Possible to use old laptop screen with arduino?

Just like the title says. I've removed an old laptop screen that is perfectly good (as far as I know and can tell) and I am curious if it is possible to use with arduino. Could anyone point me in the right direction as far as tutorials for this?

Thanks,
Tyler

Essentially, no!

Well that is a bummer. Now I need to buy an LCD to experiment with

Arduino is not a video player :wink:
It lacks enough memory to deal with laptop size screens.
You might use the screen with a raspberry and go for something smaller for the Arduino.

Thanks @rpt007, I will consider that in the future. Are there any arduino boards that can handle it? I feel a bit intimidated by the raspberry programming aspect of it.

Thanks,
Tyler

If you feel a bit intimidated by the raspberry programming aspect of it, you really don't want to use an Arduino.

But the point I was making was not merely about whether the Arduino has the processing power - it does not - but the fact that you know absolutely nothing about the interface used by the laptop screen, and it is most unlikely that you will ever discover that proprietary information.

Same answer as the last time someone asked the same question. And the time before ...

Yes. You need a 4 dollar part from ebay or aliexpress that turns the screen into a VGA monitor.
Then use the VGA Arduino library.
You will get very poor colour depth and resolution but it will work.

Item List:

I have actually got this library working with an old VGA LCD.

justinromano:
Yes. You need a 4 dollar part from eBay or aliexpress that turns the screen into a VGA monitor.

You mean to say I think, this is the board from an old batch of VGA monitors including the on-screen menus and such. I don't think I need one as I have old monitors aplenty. :grinning: Actually, I refer to old monitors as "road-kill"! :astonished:

If you are going to post here (and no reason you should not), you need to learn how to cite eBay and Aliexpress links.

Yours is actually https://www.aliexpress.com/item/High-Quality-MT6820-B-Universal-LVDS-LCD-Montor-Screen-Driver-Controller-Board-5V-10-42-Laptor/32806988374.html.

Always remove the "?" and all following nonsense.

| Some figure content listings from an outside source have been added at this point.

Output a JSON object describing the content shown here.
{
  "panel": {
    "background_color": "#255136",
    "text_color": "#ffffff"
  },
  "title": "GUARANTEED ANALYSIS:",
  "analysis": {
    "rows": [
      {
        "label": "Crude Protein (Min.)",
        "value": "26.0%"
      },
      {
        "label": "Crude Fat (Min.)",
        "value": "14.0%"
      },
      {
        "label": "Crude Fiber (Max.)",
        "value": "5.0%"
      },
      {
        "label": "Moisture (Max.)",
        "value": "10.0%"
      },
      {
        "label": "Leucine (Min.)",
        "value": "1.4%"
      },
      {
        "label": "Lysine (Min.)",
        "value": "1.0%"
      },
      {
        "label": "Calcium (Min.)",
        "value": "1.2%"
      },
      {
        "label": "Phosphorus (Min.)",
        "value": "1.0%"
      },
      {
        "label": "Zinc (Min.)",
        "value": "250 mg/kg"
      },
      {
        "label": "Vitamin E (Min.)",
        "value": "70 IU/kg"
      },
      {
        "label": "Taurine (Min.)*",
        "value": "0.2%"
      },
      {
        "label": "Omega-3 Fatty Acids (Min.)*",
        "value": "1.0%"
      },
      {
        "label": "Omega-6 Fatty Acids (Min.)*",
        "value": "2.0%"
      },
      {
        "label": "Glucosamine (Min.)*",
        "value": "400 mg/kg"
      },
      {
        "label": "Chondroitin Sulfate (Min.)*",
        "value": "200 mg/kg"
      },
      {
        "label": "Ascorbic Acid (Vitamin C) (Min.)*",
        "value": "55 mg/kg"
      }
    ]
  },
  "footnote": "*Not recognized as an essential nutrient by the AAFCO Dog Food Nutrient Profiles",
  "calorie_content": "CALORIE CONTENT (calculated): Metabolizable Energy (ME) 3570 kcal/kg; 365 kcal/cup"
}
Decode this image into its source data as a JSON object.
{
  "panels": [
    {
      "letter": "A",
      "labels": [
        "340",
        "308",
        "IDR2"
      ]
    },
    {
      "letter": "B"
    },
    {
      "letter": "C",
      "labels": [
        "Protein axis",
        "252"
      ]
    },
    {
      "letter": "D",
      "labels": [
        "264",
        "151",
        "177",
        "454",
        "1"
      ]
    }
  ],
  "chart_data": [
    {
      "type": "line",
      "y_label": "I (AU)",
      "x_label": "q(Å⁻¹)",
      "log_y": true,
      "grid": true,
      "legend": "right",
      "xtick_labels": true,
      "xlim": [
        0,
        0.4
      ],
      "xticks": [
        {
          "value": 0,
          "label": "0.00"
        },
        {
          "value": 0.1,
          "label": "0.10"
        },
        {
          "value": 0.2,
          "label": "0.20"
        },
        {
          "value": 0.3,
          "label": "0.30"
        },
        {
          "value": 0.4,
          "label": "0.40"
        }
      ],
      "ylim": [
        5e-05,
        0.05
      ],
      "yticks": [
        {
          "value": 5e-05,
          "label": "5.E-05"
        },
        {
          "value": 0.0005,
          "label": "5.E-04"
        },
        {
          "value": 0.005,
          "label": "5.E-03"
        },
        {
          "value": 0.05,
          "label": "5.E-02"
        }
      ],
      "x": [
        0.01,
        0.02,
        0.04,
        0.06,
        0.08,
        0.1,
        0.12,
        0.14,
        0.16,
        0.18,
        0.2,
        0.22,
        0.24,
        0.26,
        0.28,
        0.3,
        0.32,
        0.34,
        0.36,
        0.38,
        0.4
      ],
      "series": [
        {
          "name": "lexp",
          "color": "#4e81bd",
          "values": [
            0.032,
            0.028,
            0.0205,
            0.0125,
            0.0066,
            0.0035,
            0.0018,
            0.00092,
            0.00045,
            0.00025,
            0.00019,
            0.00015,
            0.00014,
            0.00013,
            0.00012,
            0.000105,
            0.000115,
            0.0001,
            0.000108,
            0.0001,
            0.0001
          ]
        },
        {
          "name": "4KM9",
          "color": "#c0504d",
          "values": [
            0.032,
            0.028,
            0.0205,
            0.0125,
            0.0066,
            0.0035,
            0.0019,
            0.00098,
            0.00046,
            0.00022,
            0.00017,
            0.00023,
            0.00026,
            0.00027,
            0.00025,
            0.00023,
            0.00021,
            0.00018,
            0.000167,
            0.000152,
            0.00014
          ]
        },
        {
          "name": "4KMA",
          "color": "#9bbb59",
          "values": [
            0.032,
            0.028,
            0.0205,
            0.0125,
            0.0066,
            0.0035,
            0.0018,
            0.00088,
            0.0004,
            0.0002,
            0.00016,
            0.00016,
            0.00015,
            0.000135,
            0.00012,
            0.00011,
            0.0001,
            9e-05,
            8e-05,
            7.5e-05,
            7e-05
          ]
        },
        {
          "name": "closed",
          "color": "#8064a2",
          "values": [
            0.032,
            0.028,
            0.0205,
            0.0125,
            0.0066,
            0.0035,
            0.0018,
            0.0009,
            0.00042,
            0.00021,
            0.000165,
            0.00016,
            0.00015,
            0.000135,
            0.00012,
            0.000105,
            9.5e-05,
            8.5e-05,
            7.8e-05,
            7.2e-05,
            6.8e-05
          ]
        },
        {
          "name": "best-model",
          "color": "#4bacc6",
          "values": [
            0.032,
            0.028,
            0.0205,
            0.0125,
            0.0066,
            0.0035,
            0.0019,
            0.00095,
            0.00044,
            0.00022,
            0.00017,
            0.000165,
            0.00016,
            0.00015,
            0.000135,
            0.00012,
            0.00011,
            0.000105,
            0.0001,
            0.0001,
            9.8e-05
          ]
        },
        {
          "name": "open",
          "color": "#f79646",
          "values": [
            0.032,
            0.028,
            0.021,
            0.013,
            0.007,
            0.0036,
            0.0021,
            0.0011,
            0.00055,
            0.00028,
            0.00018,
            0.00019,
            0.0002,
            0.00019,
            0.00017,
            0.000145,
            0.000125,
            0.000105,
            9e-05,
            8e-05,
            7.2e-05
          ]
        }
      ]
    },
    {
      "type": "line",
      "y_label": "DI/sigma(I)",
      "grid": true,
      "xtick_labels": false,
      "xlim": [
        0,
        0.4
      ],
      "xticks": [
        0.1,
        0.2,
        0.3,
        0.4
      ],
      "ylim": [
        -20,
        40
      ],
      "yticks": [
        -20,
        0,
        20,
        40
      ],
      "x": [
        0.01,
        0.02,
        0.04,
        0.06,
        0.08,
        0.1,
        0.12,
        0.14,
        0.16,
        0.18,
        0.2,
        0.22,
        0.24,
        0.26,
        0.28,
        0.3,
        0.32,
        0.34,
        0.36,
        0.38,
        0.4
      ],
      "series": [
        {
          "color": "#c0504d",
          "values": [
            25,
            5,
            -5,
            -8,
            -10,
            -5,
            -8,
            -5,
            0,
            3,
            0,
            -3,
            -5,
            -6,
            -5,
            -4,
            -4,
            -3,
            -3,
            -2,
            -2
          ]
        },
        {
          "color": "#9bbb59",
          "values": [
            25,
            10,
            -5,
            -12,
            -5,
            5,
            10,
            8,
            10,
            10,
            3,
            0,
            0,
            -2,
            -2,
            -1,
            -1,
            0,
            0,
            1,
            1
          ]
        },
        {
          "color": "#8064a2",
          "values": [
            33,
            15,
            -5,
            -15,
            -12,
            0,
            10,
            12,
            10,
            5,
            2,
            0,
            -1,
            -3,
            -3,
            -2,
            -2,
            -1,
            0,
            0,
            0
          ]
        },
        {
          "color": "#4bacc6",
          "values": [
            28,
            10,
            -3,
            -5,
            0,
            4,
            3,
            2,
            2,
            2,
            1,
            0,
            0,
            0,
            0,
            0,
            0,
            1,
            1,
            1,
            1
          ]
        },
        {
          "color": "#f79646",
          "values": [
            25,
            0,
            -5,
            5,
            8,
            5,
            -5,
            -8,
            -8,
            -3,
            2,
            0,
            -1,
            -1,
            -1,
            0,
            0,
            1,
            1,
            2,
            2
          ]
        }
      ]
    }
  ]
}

One of the old tricks was to take an LCD monitor screen, remove the backlight and place it on the platform of an episcope - an "overhead projector", so you have a digital projector.

I have never tried this - seemed a bit cumbersome for the occasional uses I may have; now have a video projector that "just needs a new lamp" and one or two that I can borrow if I really need to.

Paul__B:
If you feel a bit intimidated by the raspberry programming aspect of it, you really don't want to use an Arduino.

Strange comment. I tried a Pi and gave up, right pain. Arduino is simple, as are PICs.

Not quite sure what my line of thought was back then. :roll_eyes:

The RaspberryPI gives you things for "free" like HDMI output and plenty of memory. Network access, etc.

You can also use any scripting or compiled language you want.

The Arduino is simpler to use for simpler projects that just need to read sensors or handle more basic graphics and input like I'm working on.

But to answer the question, no it can't handle an LCD screen. You would need a separate controller that could run it that the Arduino can talk to. There are a number of commercial products like that. The Arduino doesn't actually draw the graphics, it tells another chip to draw for example a circle and the other chip does all the work.

There is a TVout library for the Arduino that will output graphics via a simple RCA jack using just 3 resistors but it's a complete non-starter as it consumes nearly all the available memory and is difficult to get it to work with anything else hooked up to it due to timing and interrupt issues.

If you want to graphics on a full size monitor, go with a RaspberryPI. If you just need simple graphics on a small screen like the 128x64 OLED then an Arduino is perfectly fine.